On a passé une maudite belle semaine. On a ri, on a regardé la mer sans rien dire, on a dit des conneries, on a parlé de choses sérieuses et pas sérieuses, on a cuisiné, on s’est régalés, on a marché, on s’est foutu la paix ou on l’a savourée ensemble.
Il nourrit une affection immodérée pour ses trois chattes pas de poil (des rex de Cornouailles). L’une d’elles, P’tite fille, fait pipi partout. Je pense qu’elle a pissé sur mes sandales. Ou sur quelque chose. Bref, ça sent le pipi de chat dans ma chambre.
En tout cas.
Sur la route vers Gaspé, je me suis arrêtée saluer Gérard et Catherine, de Gaspésie sauvage, ces deux extraordinaires personnes sur qui j’ai écrit ce reportage il y a deux ans. Ils ont été d’une gentillesse extrême, m’ont montré leurs projets (ils n’arrêtent pas), je les admire et je les aime. J’en reparlerai.
Gaspé
Là, j’écris d’un motel tellement anonyme qu’il en est reconnaissable. La connexion internet est si aléatoire que je pense que j’ai plus de chances de gagner le gros lot à la 6-49 (même si je n’achète jamais de billet) que d’envoyer ce texte sans encombre, mais bon, mon optimisme m’a bien servie jusqu’ici, soyons fous.

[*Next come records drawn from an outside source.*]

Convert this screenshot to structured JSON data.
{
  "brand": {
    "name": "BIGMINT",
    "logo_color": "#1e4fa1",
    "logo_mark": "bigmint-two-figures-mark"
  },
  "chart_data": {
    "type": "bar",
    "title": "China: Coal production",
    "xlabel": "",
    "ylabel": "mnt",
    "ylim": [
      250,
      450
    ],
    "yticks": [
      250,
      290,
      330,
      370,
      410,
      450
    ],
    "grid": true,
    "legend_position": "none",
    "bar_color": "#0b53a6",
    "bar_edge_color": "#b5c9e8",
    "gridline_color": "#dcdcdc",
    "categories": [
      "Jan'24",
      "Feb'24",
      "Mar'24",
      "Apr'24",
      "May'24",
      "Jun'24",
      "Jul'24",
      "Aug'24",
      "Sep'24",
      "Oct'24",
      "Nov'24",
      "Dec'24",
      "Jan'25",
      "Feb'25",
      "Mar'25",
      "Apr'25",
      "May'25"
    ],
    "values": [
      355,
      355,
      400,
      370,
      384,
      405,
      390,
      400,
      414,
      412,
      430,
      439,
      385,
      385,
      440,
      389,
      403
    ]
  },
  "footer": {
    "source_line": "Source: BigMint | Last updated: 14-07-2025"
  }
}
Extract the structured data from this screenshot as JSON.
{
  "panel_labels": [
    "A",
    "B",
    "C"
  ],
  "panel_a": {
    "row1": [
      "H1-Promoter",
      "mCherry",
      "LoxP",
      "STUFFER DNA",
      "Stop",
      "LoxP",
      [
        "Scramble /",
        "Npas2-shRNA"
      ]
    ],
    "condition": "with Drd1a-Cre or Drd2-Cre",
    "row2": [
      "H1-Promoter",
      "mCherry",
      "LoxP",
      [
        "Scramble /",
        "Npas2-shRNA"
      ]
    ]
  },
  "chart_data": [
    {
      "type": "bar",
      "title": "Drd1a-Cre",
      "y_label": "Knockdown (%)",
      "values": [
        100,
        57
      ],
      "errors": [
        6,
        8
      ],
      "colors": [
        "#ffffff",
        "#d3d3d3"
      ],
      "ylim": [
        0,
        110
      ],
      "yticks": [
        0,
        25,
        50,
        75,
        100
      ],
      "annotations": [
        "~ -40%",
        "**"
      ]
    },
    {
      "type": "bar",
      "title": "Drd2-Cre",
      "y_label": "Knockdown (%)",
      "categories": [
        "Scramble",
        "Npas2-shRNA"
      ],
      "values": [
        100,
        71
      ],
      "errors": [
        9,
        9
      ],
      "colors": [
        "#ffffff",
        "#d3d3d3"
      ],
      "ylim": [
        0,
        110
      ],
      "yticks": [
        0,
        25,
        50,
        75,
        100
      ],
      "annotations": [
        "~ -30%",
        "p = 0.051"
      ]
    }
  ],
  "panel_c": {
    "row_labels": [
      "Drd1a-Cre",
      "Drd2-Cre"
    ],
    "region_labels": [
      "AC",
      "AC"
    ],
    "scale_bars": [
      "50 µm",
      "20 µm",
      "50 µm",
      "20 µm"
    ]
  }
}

Le motel est au bord de la 132, à 4 km du centre-ville de Gaspé. Comme La Malbaie, Rimouski, Alma ou de dis-le-nom-d’-une-ville, Gaspé est une ville laide. Un centre commercial hideux donne sur le bassin du Sud-Ouest, au bord duquel la route 132 a été construite à grands renforts de remblayage, si bien que les habitants n’ont plus accès à l’eau que par une étroite promenade en contrebas, avec en fond sonore le bruit des voitures et des camions qui y circulent en permanence.